For a discussion, please refer to a following rsync lists message: https://lists.samba.org/archive/rsync/2017-April/031177.html , but in short -- nanosecond mtime values:

(a) are not supposed to exist, since we need to define at least UTIME_OMIT and UTIME_NOW as long values, and have no other choice but to put these constants somewhere outside of 0 .. 1 000 000 000 interval ;

(b) can still appear on a filesystem nevertheless due to some possible imperfections in the OS code or filesystem implemenation ;

(c) are not really taken into account by rsync 3.1.1 / 3.1.2 when it compares files ;

(d) however, can still break an rsync transfer -- that is, lead to an error code 23.

Therefore, this request suggests that we ignore them on a transfer by setting set them to 0.


Alternatives
============

One could of course recompile rsync to make it ignore ns precision at all, but we can probably do much better -- that is, transfer all the proper mtime values with the proper precision, and ignore nanoseconds for the messed up ones.

So an obvious alternative to changing mtimes would be to allow the user to ignore them -- but since we still probably want to transfer mtimes for 99.99% of files, this shall rather be an option to ignore a few mtime transfer errors, and I will fill another enhancement request to address that.

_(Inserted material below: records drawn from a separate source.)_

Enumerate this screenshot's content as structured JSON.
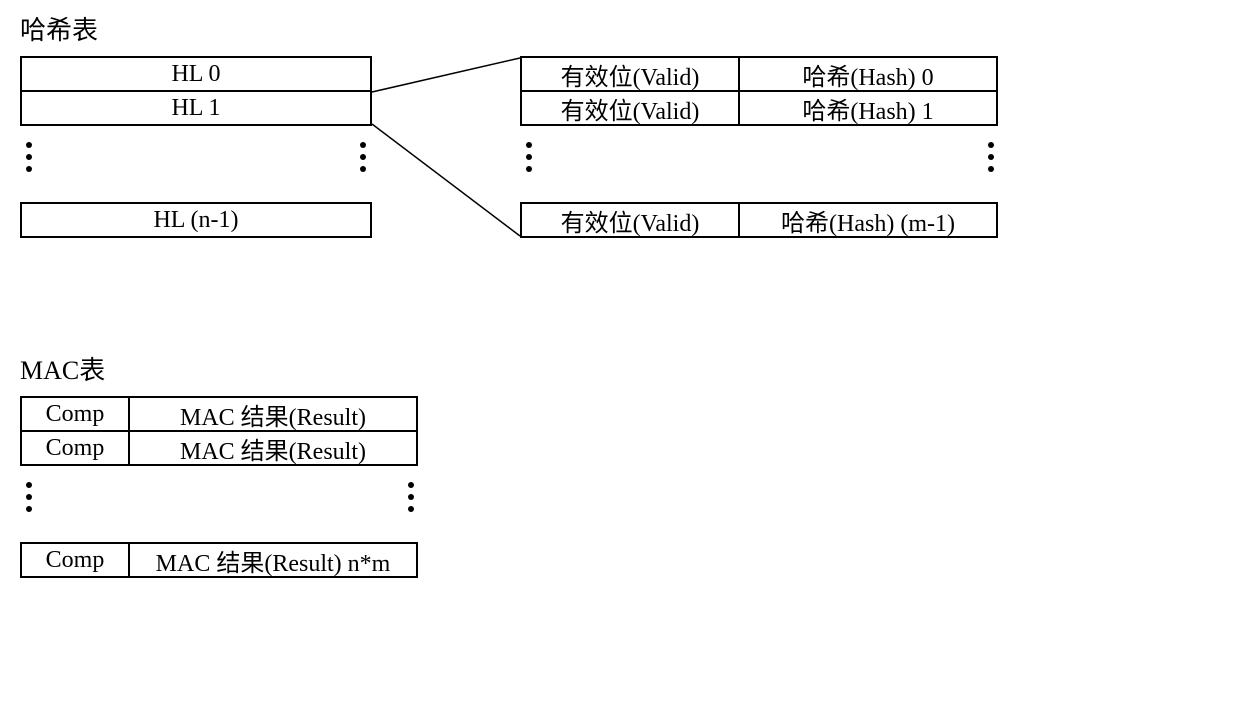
{
  "titles": {
    "hashTable": "哈希表",
    "macTable": "MAC表"
  },
  "hashTable": {
    "rows": [
      {
        "label": "HL 0"
      },
      {
        "label": "HL 1"
      },
      {
        "label": "HL (n-1)"
      }
    ]
  },
  "detailTable": {
    "rows": [
      {
        "valid": "有效位(Valid)",
        "hash": "哈希(Hash) 0"
      },
      {
        "valid": "有效位(Valid)",
        "hash": "哈希(Hash) 1"
      },
      {
        "valid": "有效位(Valid)",
        "hash": "哈希(Hash) (m-1)"
      }
    ]
  },
  "macTable": {
    "rows": [
      {
        "comp": "Comp",
        "result": "MAC 结果(Result)"
      },
      {
        "comp": "Comp",
        "result": "MAC 结果(Result)"
      },
      {
        "comp": "Comp",
        "result": "MAC 结果(Result) n*m"
      }
    ]
  },
  "chart_data": {
    "type": "table",
    "title": "Hash Table and MAC Table Structure Diagram",
    "tables": [
      {
        "name": "哈希表 (Hash Table)",
        "entries": [
          "HL 0",
          "HL 1",
          "...",
          "HL (n-1)"
        ],
        "entry_structure": {
          "fields": [
            "有效位(Valid)",
            "哈希(Hash)"
          ],
          "count": "m",
          "examples": [
            "哈希(Hash) 0",
            "哈希(Hash) 1",
            "...",
            "哈希(Hash) (m-1)"
          ]
        }
      },
      {
        "name": "MAC表 (MAC Table)",
        "fields": [
          "Comp",
          "MAC 结果(Result)"
        ],
        "count": "n*m"
      }
    ]
  }
}
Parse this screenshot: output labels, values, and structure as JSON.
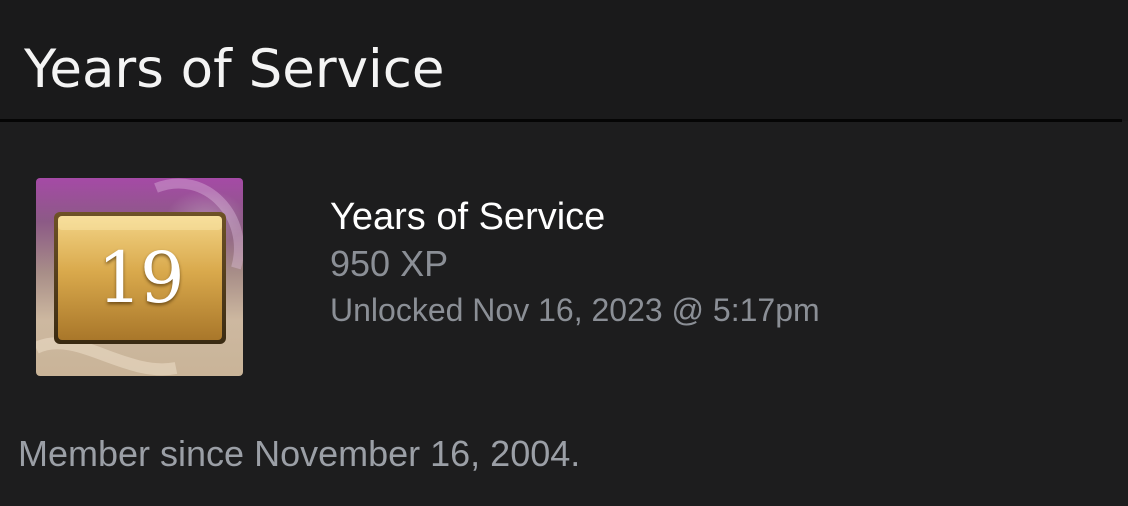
{
  "header": {
    "title": "Years of Service"
  },
  "badge": {
    "icon": "years-of-service-badge",
    "number": "19"
  },
  "achievement": {
    "name": "Years of Service",
    "xp": "950 XP",
    "unlocked": "Unlocked Nov 16, 2023 @ 5:17pm"
  },
  "member_since": "Member since November 16, 2004.",
  "colors": {
    "background": "#1d1d1e",
    "header_background": "#1a1a1b",
    "title_text": "#f4f4f4",
    "muted_text": "#8b8f96",
    "badge_gold": "#d6a84a",
    "badge_purple": "#a54aa6"
  }
}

Finally, running two subsequent rsync transfers -- one to transfer the file contents ignoring mtimes, and another to transfer mtimes, where we will ignore the return code, is possible, but has two drawbacks:

(1) this may double the time needed for the transfer: e.g. one one rsync session runs overnight, there would be no place for another rsync session on the same day ;

(2) rsync will still try to transfer the same files over and over again.